Workers are not being protected from occupational diseases and deaths, argues expert
Date published: 12 November 2015
Workers are not being protected from occupational diseases and deaths, argues expert
British workers are not being protected from occupational diseases and deaths, argues an expert in The BMJ this week.
There are around 500,000 new work-related illnesses every year, and over 13,000 deaths are caused by occupational exposures, mostly from cancers related to asbestos and respiratory diseases from dust and chemicals.
However, probably fewer than 15% of workers in Britain have access to adequate occupational health services, explains Anne Raynal, an occupational physician.
She predicts that "occupational medicine is unlikely to survive as a specialty because of a lack of enforcement of the employers' duty not to harm the health of their workers by the Health and Safety Executive.”
Great Britain is the only major country in Europe that does not have a legal requirement for occupational health services, either by the state or employer, which would find these diseases early, she explains, and adds that the Health and Safety at Work Act 1974 implies a duty for doing this on the employer, but it is minimally enforced.
Only 0.3% of the estimated 500,000 new work-related illnesses are reported to the HSE. No prosecutions have been brought by the HSE against employers for not reporting occupational diseases or related deaths over the last five years, nor against employers for not providing statutory medical surveillance for workers exposed to asbestos – which is the biggest killer.
Statutory medical surveillance for the early detection of work-related ill health is provided by HSE's appointed doctors for around 40,000 workers in risky industries across the country. However, this covers only 0.13% of Great Britain's working population of 30 million people.
Furthermore, doctors working in occupational medicine are nearly all paid directly by employers, including those in the NHS, and unlike doctors who report infectious diseases to the relevant authority so that further cases can be prevented, occupational doctors have no legal protection for doing their ethical duty.

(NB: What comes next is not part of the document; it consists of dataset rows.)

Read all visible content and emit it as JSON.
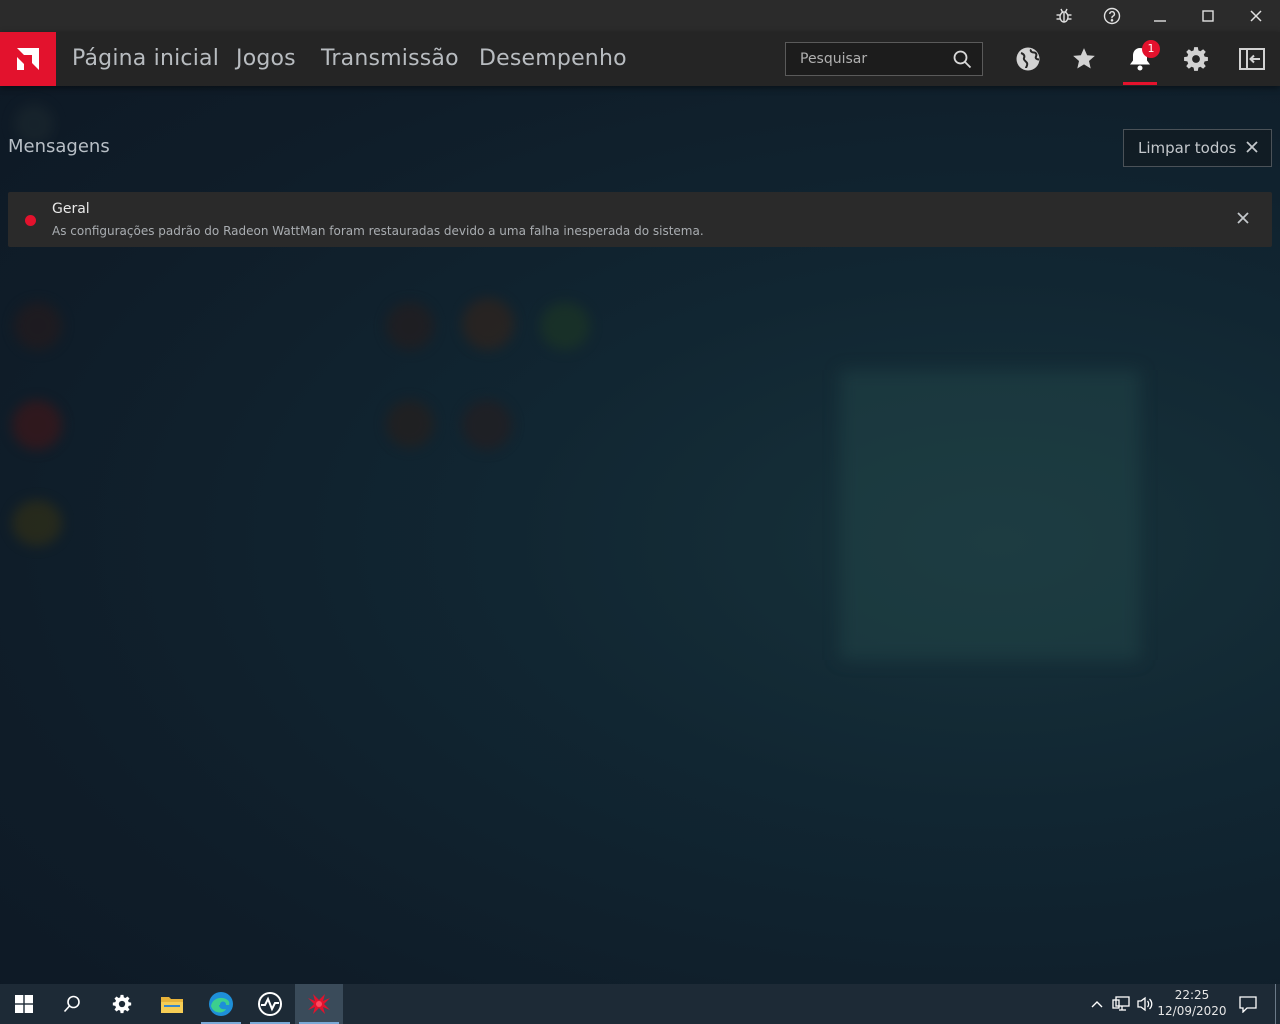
{
  "colors": {
    "accent": "#e3122d",
    "navbar": "#252525",
    "card": "#2a2a2a"
  },
  "nav": {
    "items": [
      {
        "label": "Página inicial"
      },
      {
        "label": "Jogos"
      },
      {
        "label": "Transmissão"
      },
      {
        "label": "Desempenho"
      }
    ],
    "search_placeholder": "Pesquisar",
    "notification_count": "1"
  },
  "messages": {
    "title": "Mensagens",
    "clear_all_label": "Limpar todos",
    "items": [
      {
        "title": "Geral",
        "body": "As configurações padrão do Radeon WattMan foram restauradas devido a uma falha inesperada do sistema."
      }
    ]
  },
  "taskbar": {
    "time": "22:25",
    "date": "12/09/2020"
  }
}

"Occupational physicians have been actively discouraged from identifying cases of work related ill health, with evidence of their having careers threatened or ended," explains Raynal.
And employees are unlikely to know they have an occupational disease because GPs are not trained to differentiate between work related conditions from others.
Furthermore, there has been a shift in focus from using doctors' clinical skills to identify and prevent work related ill health to helping employers avoid unfair disability discrimination or dismissal claims. The difficulties this creates is reflected in the doubling of referrals of occupational doctors to the General Medical Council for alleged unethical conduct in 2012.
Consequently, there has been the demise of occupational medicine as a profession, adds Raynal. The number of trainees in occupational medicine has fallen to a third of what is required to maintain the specialty, and the profession is “unlikely to survive”, she concludes.